« Deniz Yücel avait été « maintenu en détention provisoire en l’absence de raisons plausibles de le soupçonner d’avoir commis une infraction pénale », a fait savoir la Cour européenne des droits de l’homme (CEDH) » rapporte Le Monde.
L’affaire avait envenimé les relations entre Berlin et Ankara. La Turquie, qui avait incarcéré en 2017 et 2018 l’ancien correspondant du quotidien allemand Die Welt, Deniz Yücel, a été condamnée par la Cour européenne des droits de l’homme (CEDH) mardi 25 janvier. La Cour paneuropéenne a estimé qu’Ankara avait violé son « droit à la liberté et à la sûreté », « son droit à la réparation en cas de détention illégale » et « sa liberté d’expression », explique-t-elle dans un communiqué. La Turquie devra lui verser 13 300 euros de dédommagements.
Le journaliste germano-turc, qui avait couvert pour le journal conservateur allemand la répression généralisée après la tentative de coup d’Etat ratée en Turquie en juillet 2016 contre le président Recep Tayyip Erdogan, « a été mis et maintenu en détention provisoire en l’absence de raisons plausibles de le soupçonner d’avoir commis une infraction pénale », précise la Cour.
« La privation de liberté » du journaliste de 48 ans « s’analyse [comme] une “ingérence” dans l’exercice par ce dernier de son droit à la liberté d’expression », poursuit la Cour paneuropéenne. Celle-ci rappelle « que la mise en détention provisoire des voix critiques crée des effets négatifs multiples, aussi bien pour la personne mise en détention que pour la société tout entière ». Car « infliger une mesure résultant en une privation de liberté (…) produit immanquablement un effet dissuasif sur la liberté d’expression en intimidant la société civile et en réduisant les voix divergentes au silence », a encore relevé le bras judiciaire du Conseil de l’Europe.
Condamné pour « propagande terroriste »
L’arrestation en février 2017 de Deniz Yücel avait soulevé une vague d’indignation et de mobilisation en Allemagne et empoisonné les relations entre Berlin et Ankara, deux pays liés notamment par la présence de trois millions de Turcs en Allemagne.

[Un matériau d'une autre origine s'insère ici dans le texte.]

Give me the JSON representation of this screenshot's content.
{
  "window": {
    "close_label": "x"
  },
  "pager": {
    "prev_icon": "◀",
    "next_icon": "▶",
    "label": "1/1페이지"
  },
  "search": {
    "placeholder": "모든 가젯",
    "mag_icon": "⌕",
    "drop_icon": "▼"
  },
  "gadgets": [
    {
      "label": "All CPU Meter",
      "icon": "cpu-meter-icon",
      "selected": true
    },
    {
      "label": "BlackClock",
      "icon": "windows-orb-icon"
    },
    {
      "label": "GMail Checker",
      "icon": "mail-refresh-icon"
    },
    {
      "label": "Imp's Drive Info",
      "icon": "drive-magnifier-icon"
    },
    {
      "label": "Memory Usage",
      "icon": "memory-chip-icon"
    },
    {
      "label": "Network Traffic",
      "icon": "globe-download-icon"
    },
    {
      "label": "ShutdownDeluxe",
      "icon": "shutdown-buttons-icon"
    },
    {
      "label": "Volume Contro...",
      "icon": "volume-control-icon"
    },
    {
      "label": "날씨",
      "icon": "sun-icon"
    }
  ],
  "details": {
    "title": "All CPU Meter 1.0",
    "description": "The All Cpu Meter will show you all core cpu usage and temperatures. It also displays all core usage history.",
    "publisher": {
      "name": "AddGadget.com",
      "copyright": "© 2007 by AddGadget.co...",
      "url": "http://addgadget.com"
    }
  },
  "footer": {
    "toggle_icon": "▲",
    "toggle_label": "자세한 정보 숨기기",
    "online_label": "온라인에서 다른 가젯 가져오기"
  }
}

Finalement libéré en février 2018, Deniz Yücel avait été autorisé à quitter la Turquie pour l’Allemagne, conduisant à un dégel des relations entre les deux pays.
En mai 2019, la Cour constitutionnelle turque avait jugé qu’il avait subi une violation de son droit à la liberté et à la sûreté ainsi que de son droit à la liberté d’expression et de la presse. Mais en juillet 2020, un tribunal d’Istanbul l’a condamné par contumace à deux ans, neuf mois et 22 jours de prison pour « propagande terroriste » pour le compte du Parti des travailleurs du Kurdistan (PKK), qualifié de groupe « terroriste » par Ankara et ses alliés occidentaux, au terme d’un procès qui avait suscité de nouvelles tensions diplomatiques entre la Turquie et l’Allemagne.
La Turquie figure à la 153e place au classement mondial de la liberté de la presse de l’organisation non gouvernementale Reporters sans frontières.
En novembre, la CEDH avait déjà condamné la Turquie pour la détention provisoire « arbitraire » de 427 magistrats, cinq ans après la purge massive dans l’administration, l’armée et les milieux intellectuels turcs qui avait suivi le coup d’Etat raté.